Gewiß! Doch ist das neu? Wir waren's stets.
Hagen.
Das ist ein Wort, mein Volker, habe Dank.
Jawohl, wir waren's stets, es ist nicht neu,
Und einen Vorteil haben wir voraus
Vor all den andern, welche sterben müssen:
Wir kennen unsern Feind und sehn das Netz –
Gunther (unterbricht ihn scharf und schroff).

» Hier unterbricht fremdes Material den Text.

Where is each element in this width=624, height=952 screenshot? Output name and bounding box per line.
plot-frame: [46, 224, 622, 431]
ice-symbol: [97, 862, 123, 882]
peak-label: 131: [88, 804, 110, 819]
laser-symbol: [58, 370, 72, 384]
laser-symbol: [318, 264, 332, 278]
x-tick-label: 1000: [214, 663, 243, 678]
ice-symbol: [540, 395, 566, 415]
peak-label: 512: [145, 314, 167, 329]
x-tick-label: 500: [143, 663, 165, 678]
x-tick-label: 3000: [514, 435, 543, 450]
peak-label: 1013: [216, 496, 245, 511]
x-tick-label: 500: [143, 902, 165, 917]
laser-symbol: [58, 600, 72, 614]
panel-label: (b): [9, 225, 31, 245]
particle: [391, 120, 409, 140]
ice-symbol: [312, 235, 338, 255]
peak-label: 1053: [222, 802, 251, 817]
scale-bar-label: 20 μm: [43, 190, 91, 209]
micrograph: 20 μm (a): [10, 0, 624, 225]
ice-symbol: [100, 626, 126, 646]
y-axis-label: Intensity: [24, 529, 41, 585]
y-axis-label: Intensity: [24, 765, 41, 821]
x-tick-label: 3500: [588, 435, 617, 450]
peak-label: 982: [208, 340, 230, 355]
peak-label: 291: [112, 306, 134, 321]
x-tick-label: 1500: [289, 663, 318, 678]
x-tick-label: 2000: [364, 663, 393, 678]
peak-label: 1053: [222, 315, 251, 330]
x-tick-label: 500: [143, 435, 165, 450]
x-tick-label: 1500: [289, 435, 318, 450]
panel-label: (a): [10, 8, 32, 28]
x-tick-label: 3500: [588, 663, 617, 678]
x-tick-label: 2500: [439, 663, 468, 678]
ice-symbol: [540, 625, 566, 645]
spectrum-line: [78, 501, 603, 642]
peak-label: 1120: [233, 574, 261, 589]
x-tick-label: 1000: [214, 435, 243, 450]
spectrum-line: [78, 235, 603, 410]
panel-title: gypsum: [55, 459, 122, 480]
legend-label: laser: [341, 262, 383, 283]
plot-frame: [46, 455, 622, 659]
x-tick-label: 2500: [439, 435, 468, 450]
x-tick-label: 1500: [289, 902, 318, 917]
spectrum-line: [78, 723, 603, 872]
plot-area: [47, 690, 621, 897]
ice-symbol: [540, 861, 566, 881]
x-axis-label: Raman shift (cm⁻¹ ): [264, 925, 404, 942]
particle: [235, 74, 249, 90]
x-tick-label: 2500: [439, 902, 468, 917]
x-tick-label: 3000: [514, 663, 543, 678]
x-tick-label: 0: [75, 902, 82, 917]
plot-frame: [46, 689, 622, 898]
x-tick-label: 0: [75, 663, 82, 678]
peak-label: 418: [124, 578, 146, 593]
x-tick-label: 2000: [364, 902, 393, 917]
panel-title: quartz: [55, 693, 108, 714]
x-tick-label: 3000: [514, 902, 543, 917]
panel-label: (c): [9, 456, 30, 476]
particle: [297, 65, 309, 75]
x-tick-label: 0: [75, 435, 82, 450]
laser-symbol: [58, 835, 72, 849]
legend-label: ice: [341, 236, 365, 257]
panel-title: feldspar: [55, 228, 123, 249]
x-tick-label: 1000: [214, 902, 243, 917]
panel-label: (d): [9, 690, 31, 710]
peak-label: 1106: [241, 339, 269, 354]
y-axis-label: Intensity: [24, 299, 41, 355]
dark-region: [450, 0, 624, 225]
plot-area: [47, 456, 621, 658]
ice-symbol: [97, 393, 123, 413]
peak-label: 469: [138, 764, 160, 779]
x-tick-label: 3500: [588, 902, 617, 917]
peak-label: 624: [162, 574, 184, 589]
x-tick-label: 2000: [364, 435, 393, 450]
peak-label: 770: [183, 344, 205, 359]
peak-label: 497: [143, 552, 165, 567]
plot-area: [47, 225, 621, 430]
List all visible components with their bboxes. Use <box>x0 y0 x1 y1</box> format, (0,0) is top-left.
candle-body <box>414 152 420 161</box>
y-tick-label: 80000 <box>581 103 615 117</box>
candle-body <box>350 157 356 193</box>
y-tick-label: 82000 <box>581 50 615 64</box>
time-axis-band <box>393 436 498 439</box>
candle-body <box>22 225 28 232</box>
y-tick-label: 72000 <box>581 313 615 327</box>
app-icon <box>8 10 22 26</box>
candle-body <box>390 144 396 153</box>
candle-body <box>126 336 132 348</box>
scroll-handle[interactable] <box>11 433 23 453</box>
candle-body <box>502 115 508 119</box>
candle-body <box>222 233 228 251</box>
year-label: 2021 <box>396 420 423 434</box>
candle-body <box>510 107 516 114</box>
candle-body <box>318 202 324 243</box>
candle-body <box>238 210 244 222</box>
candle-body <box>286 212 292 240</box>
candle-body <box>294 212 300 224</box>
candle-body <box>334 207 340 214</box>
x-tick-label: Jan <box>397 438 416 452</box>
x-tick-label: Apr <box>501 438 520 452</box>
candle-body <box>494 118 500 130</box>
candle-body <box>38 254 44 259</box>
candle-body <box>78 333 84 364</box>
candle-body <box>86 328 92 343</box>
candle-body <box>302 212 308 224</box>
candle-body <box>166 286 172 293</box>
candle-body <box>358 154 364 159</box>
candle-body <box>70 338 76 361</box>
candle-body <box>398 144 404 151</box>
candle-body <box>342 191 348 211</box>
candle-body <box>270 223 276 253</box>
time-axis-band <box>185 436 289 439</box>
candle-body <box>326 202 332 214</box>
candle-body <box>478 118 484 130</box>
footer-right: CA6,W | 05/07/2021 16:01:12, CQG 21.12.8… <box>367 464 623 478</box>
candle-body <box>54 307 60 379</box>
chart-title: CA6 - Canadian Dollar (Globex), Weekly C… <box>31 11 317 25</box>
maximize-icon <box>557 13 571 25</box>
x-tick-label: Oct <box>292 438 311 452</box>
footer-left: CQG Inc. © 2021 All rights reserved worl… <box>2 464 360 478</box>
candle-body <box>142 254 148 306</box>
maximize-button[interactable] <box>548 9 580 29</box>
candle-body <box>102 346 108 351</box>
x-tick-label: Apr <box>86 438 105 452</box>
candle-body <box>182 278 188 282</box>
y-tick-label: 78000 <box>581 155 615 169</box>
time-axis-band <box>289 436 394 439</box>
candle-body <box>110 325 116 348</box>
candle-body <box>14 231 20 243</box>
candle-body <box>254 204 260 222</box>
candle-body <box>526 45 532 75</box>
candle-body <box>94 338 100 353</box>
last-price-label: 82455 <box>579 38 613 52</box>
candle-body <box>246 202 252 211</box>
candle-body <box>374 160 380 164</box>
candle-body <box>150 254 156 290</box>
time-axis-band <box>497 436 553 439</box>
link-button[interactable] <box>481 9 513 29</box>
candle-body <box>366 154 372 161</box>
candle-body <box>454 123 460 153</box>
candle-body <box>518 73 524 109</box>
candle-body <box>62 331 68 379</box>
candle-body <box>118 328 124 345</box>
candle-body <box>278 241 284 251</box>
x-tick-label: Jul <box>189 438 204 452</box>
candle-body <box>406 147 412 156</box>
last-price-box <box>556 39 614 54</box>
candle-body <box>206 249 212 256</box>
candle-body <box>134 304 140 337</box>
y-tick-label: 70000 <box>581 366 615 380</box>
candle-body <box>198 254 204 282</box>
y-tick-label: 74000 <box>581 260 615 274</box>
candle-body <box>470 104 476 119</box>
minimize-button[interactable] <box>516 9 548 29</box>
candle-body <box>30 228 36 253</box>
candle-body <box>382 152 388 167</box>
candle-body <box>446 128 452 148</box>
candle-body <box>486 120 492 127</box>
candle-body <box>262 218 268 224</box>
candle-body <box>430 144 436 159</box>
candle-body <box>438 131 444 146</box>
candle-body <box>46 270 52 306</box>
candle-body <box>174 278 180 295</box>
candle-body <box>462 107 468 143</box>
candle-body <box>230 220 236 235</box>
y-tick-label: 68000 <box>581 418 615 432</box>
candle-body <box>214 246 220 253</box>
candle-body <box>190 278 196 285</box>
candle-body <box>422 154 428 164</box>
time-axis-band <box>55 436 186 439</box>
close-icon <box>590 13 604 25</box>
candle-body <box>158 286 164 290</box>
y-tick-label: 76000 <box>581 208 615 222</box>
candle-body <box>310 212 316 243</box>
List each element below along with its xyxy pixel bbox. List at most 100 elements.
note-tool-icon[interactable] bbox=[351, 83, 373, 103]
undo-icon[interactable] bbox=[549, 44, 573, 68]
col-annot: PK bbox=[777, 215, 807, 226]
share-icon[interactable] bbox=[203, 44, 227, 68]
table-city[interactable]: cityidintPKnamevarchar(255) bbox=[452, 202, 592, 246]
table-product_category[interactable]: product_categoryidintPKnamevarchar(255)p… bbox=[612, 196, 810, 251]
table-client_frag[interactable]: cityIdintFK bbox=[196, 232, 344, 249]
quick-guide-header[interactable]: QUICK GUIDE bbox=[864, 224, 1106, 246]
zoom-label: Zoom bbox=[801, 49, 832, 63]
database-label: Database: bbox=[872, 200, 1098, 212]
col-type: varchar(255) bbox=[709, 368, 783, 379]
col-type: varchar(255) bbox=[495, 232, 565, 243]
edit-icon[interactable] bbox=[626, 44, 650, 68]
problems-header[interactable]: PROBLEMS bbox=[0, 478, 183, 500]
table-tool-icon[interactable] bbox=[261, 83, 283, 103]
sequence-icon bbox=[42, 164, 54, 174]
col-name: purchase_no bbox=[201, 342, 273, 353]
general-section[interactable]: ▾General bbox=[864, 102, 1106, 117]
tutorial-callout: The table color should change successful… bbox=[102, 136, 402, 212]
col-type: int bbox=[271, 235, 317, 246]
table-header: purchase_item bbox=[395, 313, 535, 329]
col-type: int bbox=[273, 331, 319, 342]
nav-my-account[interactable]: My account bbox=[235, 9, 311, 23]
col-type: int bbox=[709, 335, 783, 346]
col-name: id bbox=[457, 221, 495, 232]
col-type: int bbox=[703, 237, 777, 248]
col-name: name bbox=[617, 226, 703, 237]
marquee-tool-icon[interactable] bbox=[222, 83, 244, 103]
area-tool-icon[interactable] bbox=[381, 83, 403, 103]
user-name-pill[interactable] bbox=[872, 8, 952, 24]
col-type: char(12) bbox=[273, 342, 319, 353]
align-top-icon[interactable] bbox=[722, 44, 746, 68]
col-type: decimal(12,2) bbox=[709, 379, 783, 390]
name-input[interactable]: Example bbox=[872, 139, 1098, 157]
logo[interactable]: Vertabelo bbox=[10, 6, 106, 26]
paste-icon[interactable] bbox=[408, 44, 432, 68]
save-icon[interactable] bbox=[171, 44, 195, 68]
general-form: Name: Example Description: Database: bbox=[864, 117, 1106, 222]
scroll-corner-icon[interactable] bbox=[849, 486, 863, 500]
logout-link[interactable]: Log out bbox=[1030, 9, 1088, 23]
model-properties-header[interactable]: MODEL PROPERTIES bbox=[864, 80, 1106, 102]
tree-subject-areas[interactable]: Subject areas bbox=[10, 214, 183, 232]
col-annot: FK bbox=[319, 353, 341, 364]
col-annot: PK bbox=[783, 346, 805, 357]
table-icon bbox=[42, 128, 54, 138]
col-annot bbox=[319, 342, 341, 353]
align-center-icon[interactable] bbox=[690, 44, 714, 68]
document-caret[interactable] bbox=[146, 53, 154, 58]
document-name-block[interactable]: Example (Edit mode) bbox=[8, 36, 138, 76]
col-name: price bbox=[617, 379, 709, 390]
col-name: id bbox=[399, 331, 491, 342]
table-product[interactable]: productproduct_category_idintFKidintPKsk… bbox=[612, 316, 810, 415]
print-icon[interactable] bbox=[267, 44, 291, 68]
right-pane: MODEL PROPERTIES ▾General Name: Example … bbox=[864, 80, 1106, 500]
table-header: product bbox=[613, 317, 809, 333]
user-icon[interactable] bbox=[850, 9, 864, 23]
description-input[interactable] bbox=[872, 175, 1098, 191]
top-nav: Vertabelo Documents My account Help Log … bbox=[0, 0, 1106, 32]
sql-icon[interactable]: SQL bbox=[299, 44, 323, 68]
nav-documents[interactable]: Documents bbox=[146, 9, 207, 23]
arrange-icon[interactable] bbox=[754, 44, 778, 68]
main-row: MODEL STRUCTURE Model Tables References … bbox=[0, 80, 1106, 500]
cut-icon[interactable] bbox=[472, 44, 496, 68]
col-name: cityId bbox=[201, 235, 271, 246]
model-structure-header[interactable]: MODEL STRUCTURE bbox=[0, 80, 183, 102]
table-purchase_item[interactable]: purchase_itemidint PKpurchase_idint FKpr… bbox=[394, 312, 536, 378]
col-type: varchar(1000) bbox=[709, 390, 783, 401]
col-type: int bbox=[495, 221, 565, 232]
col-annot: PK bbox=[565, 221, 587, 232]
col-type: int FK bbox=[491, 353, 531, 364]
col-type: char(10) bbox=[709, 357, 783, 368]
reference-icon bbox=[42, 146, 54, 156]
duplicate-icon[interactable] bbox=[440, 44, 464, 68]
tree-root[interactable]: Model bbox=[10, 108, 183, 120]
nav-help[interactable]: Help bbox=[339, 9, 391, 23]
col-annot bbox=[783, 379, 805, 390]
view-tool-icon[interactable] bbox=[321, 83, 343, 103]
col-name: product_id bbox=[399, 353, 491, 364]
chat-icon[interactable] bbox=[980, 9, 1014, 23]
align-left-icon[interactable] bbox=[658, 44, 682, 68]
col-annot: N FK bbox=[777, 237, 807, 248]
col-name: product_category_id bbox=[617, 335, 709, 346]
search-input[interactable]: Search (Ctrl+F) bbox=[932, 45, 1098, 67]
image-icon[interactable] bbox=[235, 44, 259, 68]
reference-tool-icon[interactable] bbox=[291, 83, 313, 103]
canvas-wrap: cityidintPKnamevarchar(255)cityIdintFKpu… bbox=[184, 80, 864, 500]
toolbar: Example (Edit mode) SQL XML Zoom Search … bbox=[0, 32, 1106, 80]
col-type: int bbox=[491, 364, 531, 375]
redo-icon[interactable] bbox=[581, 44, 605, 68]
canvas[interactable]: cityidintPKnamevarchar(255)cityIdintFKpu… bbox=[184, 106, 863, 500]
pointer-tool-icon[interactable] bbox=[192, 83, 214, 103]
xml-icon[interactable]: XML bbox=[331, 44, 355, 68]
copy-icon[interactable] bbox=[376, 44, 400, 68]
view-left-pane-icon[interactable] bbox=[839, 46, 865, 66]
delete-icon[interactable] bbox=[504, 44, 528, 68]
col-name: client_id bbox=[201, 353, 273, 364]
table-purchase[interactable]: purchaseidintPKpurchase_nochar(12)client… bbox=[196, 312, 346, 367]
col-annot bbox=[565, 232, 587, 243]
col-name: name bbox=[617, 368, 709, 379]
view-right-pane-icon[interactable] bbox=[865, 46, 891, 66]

Fort! Fort! Sonst läßt der Baiernherzog sich
Den toten Mautner zahlen, wie die Maut,
Und König Etzel kommt um seinen Spaß.
(Ab mit den Seinigen bis auf Hagen und Volker.)
Hagen.
Und bei den Namenlosen sei's geschworen:
Wer mich hinunterstößt, den reiß ich nach.
Volker.
Ich helf dabei! Doch sagen muß ich dir:
Bis diese Stunde hab ich, wie die andern,
Gedacht.
Hagen. Ich auch. Doch weiß ich's selber erst,
So ist der Mensch, pfui über ihn und mich,
Seit ich die Weiber prophezeien hörte!
Volker.
Und jetzt noch möcht ich zweifeln –
Hagen. Nein, mein Volker,
Das wär verkehrt. Die Probe ist gemacht.
Volker.
Doch ist auch alles wahr, was Ute sagte:
Sie ist ein Weib, und müßte, um den Gatten
Zu rächen, ihre eignen Brüder töten,
Und ihre alte Mutter mit!
Hagen. Wie das?
Volker.
Die Kön'ge decken dich, und Ute deckt
Die Kön'ge wieder, oder trifft man sie
Nicht auch, wenn man die Söhne trifft?
Hagen. Gewiß.
Volker.
Und wird ein Weib wohl einen Pfeil versenden,
Der, eh er dir die Haut nur ritzen kann,
Durch alle diese Herzen gehen muß?
Hagen.
Komme, was kommen mag, ich bin bereit.
Volker.
Ich hab uns alle bluten sehn im Traum,
Doch jeder hatte seine Wunde hinten,
Wie sie der Mörder, nicht der Held, versetzt,
Drum fürchte nichts, als Mäusefallen, Freund!